Stopping criteria. These choices specify criteria for stopping the simulation, potentially before the maximum number of allowable cases has been generated.

  • Continue until maximum is reached. This specifies that simulated cases will be generated until the maximum number of cases is reached.
  • Stop when the tails have been sampled. Use this option when you want to ensure that one of the tails of a specified target distribution has been adequately sampled. Simulated cases will be generated until the specified tail sampling is complete or the maximum number of cases is reached. If your predictive model contains multiple targets then select the target, to which this criteria will be applied, from the Target for stopping criteria dropdown list.

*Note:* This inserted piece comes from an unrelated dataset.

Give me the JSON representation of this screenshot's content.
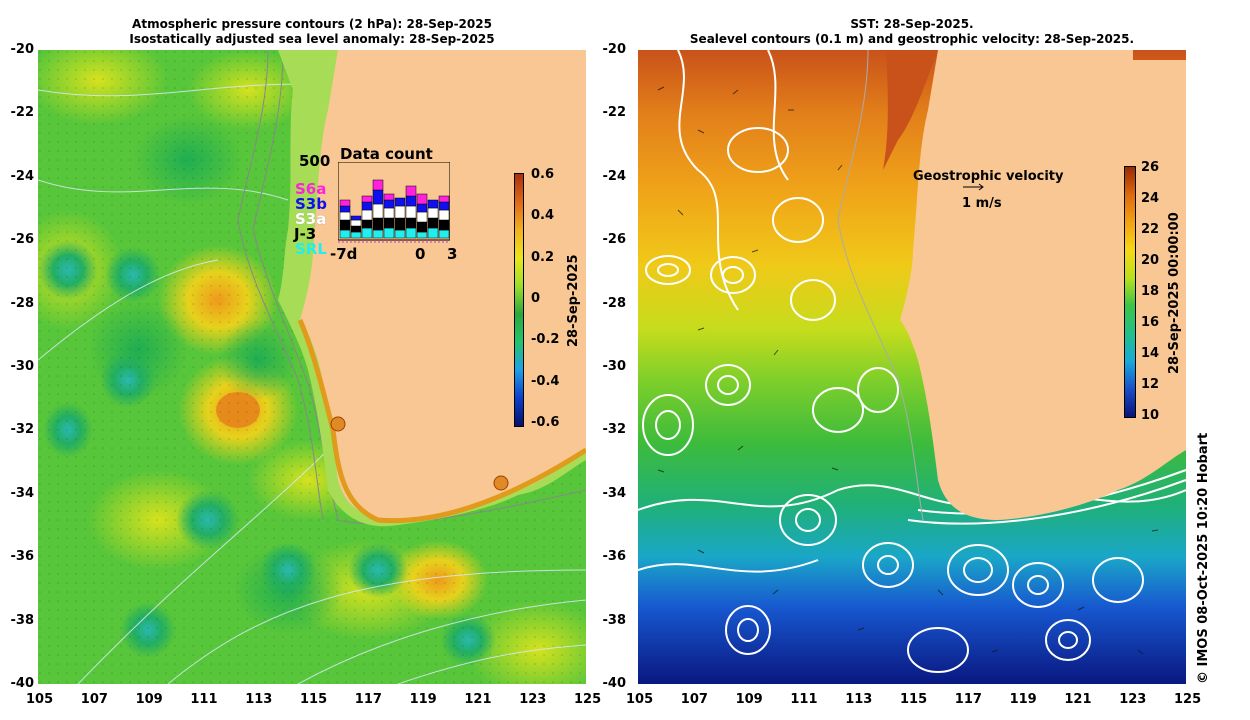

    Type. You can define the boundary of the tail region by specifying a value of the target such as 10,000,000 or a percentile such as the 99th percentile. If you choose Value in the Type dropdown list, then enter the value of the boundary in the Value text box and use the Side dropdown list to specify whether this is the boundary of the Left tail region or the Right tail region. If you choose Percentile in the Type dropdown list, then enter a value in the Percentile text box.

    Frequency. Specify the number of values of the target that must lie in the tail region in order to ensure that the tail has been adequately sampled. Generation of cases will stop when this number has been reached.

  • Stop when the confidence interval of the mean is within the specified threshold. Use this option when you want to ensure that the mean of a given target is known with a specified degree of accuracy. Simulated cases will be generated until the specified degree of accuracy has been achieved or the maximum number of cases is reached. To use this option, you specify a confidence level and a threshold. Simulated cases will be generated until the confidence interval associated the specified level is within the threshold. For example, you can use this option to specify that cases are generated until the confidence interval of the mean at the 95% confidence level is within 5% of the mean value. If your predictive model contains multiple targets then select the target, to which this criteria will be applied, from the Target for stopping criteria dropdown list.

    Threshold Type. You can specify the threshold as a numeric value or as a percent of the mean. If you choose Value in the Threshold Type dropdown list, then enter the threshold in the Threshold as Value text box. If you choose Percent in the Threshold Type dropdown list, then enter a value in the Threshold as Percent text box.

Number of cases to sample. This specifies the number of cases to use when automatically fitting distributions for simulated inputs to the active dataset. If your dataset is very large you might want to consider limiting the number of cases used for distribution fitting. If you select Limit to N cases, the first N cases will be used.

Goodness of fit criteria (Continuous). For continuous inputs, you can use the Anderson-Darling test or the Kolmogorov-Smirnoff test of goodness of fit to rank distributions when fitting distributions for simulated inputs to the active dataset. The Anderson-Darling test is selected by default and is especially recommended when you want to ensure the best possible fit in the tail regions.

Empirical Distribution. For continuous inputs, the Empirical distribution is the cumulative distribution function of the historical data. You can specify the number of bins used for calculating the Empirical distribution for continuous inputs. The default is 100 and the maximum is 1000.

Replicate results. Setting a random seed allows you to replicate your simulation. Specify an integer or click Generate, which will create a pseudo-random integer between 1 and 2147483647, inclusive. The default is 629111597.
Note: For a particular random seed, results are replicated unless the number of threads is changed. On a particular computer, the number of threads is constant unless you change it by running SET THREADS command syntax. The number of threads might change if you run the simulation on a different computer because an internal algorithm is used to determine the number of threads for each computer.

User-missing values for inputs with a Categorical distribution. These controls specify whether user-missing values of inputs with a Categorical distribution are treated as valid. System-missing values and user-missing values for all other types of inputs are always treated as invalid. All inputs must have valid values for a case to be included in distribution fitting, computation of correlations, and computation of the optional contingency table.